Published online by Cambridge University Press: 18 December 2009
INTRODUCTION
The prevailing view among both progressive and conservative economists in the United States today is that unemployment cannot be driven much below the 4 to 6 percent range – well above the 2% level that progressive economists in the 1940s considered achievable (Clark et al. 1949, 14).

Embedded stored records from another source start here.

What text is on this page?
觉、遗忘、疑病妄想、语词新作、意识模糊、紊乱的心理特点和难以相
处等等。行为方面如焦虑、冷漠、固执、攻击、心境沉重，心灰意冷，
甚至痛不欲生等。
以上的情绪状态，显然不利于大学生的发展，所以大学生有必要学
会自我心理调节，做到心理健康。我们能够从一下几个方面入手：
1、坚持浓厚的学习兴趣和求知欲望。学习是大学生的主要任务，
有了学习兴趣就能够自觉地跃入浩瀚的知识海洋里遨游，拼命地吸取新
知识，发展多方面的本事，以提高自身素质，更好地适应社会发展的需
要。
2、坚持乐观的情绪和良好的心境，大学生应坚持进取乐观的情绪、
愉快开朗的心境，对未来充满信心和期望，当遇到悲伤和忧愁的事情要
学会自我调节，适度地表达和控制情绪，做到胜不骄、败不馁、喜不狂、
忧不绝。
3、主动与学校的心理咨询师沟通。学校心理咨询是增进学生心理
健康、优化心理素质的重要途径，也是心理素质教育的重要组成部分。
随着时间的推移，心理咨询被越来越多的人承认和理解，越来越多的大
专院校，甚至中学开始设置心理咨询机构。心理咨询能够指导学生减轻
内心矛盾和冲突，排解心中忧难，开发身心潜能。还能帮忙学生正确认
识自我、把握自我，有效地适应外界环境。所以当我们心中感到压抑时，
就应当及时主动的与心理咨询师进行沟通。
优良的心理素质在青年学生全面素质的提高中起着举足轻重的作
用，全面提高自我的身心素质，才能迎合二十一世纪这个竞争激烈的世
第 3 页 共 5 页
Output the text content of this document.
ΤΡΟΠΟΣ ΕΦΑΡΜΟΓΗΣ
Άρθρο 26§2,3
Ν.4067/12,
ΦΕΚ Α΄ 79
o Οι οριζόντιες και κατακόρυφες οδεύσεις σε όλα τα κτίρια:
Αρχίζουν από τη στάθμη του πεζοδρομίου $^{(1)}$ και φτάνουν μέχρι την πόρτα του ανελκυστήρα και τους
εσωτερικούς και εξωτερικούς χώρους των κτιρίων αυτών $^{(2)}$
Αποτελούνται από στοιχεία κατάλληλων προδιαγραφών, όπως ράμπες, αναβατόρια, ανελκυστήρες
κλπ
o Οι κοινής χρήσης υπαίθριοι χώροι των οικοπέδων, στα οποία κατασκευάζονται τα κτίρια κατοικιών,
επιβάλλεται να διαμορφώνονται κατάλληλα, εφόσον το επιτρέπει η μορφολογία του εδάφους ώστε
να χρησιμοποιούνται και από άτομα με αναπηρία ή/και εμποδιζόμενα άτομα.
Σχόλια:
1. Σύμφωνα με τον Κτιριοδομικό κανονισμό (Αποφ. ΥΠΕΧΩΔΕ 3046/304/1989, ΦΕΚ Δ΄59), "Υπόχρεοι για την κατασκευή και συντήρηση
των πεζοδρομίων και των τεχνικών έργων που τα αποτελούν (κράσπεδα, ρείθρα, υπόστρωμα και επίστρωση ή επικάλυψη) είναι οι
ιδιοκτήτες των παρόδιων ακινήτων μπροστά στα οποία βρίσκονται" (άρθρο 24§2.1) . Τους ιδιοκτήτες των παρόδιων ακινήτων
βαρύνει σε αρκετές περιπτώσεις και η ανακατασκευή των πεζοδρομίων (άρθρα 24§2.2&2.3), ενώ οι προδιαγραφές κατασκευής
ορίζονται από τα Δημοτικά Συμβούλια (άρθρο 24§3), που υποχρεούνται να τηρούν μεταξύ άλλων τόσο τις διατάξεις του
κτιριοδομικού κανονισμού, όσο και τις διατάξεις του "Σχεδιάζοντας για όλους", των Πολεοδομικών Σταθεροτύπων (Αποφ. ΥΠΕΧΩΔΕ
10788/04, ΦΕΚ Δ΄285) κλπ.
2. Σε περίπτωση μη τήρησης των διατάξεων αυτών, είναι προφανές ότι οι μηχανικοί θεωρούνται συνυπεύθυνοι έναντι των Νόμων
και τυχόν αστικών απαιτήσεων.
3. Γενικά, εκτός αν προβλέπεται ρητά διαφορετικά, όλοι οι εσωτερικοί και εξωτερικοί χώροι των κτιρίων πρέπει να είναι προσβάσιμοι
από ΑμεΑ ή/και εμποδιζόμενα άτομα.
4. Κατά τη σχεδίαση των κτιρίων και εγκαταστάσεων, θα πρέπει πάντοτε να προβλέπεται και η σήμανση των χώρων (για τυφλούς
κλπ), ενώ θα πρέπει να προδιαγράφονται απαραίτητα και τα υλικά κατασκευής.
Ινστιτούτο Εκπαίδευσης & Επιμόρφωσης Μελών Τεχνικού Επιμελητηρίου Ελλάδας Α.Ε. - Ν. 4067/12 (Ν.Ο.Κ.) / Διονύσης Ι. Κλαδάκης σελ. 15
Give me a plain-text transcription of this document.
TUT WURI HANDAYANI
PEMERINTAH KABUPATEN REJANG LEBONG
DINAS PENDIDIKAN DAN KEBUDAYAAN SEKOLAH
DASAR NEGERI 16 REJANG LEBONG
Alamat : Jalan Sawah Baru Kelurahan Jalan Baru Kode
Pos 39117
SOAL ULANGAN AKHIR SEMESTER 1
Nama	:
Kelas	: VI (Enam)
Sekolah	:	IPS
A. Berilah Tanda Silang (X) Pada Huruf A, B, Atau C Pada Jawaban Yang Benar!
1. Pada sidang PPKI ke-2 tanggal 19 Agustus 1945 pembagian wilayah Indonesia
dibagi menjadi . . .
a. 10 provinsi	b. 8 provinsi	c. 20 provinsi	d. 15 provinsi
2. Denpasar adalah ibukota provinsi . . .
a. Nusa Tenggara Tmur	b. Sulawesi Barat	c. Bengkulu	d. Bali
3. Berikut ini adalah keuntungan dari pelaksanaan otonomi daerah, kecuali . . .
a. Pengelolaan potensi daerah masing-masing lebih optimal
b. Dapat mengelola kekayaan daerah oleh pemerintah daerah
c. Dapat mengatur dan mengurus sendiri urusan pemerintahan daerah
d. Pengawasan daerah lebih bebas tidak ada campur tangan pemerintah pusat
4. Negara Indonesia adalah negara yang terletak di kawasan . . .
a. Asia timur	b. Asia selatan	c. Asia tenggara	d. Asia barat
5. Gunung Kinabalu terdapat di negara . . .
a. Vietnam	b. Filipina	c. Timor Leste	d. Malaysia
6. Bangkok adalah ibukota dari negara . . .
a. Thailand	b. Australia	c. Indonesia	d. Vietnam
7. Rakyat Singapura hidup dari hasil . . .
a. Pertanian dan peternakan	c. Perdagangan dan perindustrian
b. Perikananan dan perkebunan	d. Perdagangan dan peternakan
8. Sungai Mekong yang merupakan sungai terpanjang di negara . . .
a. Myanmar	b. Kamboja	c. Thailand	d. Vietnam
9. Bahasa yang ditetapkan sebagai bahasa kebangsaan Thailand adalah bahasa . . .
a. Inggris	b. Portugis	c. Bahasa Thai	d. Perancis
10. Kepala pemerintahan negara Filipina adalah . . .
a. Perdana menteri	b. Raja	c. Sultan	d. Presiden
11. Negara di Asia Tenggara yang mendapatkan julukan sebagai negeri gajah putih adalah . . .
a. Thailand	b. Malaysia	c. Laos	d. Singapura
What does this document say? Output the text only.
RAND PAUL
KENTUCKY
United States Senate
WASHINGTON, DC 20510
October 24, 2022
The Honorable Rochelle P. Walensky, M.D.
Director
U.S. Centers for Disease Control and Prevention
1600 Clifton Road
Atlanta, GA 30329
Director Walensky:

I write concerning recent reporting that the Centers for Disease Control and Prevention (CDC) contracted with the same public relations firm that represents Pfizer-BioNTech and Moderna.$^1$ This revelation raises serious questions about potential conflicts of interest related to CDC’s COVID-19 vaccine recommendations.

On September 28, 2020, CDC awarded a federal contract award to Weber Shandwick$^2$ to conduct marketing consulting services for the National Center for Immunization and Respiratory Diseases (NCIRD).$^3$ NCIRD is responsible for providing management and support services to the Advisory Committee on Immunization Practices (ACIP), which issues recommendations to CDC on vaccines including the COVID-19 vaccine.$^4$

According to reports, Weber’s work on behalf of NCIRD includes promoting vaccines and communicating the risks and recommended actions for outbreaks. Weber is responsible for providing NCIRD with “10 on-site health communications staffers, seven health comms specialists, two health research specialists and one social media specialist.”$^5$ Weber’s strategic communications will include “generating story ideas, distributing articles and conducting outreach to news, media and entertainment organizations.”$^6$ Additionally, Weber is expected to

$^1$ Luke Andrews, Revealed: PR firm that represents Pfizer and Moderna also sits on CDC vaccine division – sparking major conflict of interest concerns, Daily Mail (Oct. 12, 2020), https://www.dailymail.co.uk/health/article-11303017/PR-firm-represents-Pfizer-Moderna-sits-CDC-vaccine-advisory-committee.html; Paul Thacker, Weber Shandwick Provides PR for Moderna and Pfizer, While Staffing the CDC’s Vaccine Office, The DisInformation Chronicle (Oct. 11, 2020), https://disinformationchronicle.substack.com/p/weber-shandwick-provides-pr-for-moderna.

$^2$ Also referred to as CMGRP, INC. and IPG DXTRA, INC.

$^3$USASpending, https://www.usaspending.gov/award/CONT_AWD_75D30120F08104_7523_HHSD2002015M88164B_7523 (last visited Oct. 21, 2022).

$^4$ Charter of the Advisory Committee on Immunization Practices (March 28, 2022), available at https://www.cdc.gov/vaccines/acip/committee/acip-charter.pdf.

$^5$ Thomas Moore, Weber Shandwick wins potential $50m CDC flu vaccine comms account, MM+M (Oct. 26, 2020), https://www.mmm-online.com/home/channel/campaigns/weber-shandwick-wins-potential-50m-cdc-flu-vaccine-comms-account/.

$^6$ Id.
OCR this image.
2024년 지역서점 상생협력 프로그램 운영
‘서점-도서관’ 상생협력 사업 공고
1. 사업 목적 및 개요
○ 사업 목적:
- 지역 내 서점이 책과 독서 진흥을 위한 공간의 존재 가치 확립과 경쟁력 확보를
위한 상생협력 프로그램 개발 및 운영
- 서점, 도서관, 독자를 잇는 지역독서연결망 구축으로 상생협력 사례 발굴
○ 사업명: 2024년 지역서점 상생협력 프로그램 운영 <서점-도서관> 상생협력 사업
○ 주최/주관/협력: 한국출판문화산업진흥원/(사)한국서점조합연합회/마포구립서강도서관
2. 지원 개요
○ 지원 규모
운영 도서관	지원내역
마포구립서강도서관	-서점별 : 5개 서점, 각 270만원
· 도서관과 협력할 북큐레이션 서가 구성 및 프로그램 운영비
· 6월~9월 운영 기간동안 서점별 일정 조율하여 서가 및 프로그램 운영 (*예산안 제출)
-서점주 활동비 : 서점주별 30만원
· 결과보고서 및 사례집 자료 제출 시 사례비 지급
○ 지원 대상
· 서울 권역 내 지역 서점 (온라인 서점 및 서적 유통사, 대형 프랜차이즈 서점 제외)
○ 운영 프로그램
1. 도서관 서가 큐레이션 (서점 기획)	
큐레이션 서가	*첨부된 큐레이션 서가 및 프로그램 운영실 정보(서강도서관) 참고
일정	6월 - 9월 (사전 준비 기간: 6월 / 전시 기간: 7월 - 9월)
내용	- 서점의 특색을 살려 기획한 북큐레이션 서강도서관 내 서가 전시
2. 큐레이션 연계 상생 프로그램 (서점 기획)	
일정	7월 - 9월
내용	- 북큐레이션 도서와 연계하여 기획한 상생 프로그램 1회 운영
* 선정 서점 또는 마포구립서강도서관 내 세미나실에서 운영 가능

This is an uncomfortable reminder that in an earlier era progressives had higher hopes concerning the possibilities for eliminating involuntary unemployment than they do today. In the 1940s, progressives thought they could guarantee the availability of enough good jobs to provide decent work for all job-seekers, thereby moving from a world of perennial job shortages to one of sustained “full employment” in which the “right to work” would be secured. Today, few progressive economists (and fewer still of those who have the ear of progressive policy makers) think that goal is achievable. Instead, they implicitly or explicitly accept the view that job shortages are either inevitable in a market economy or cannot be eliminated except by making unacceptable sacrifices in job quality, and that public policy accordingly should aim to ameliorate the bad effects of those shortages rather than eliminate them.
Why does this matter? It matters because the achievement of full, and decent, employment occupies a foundational role in the vision of a good society – that has guided progressive reform efforts ever since the end of World War II – was built in the 1940s, and for which no satisfactory substitute has yet to been found.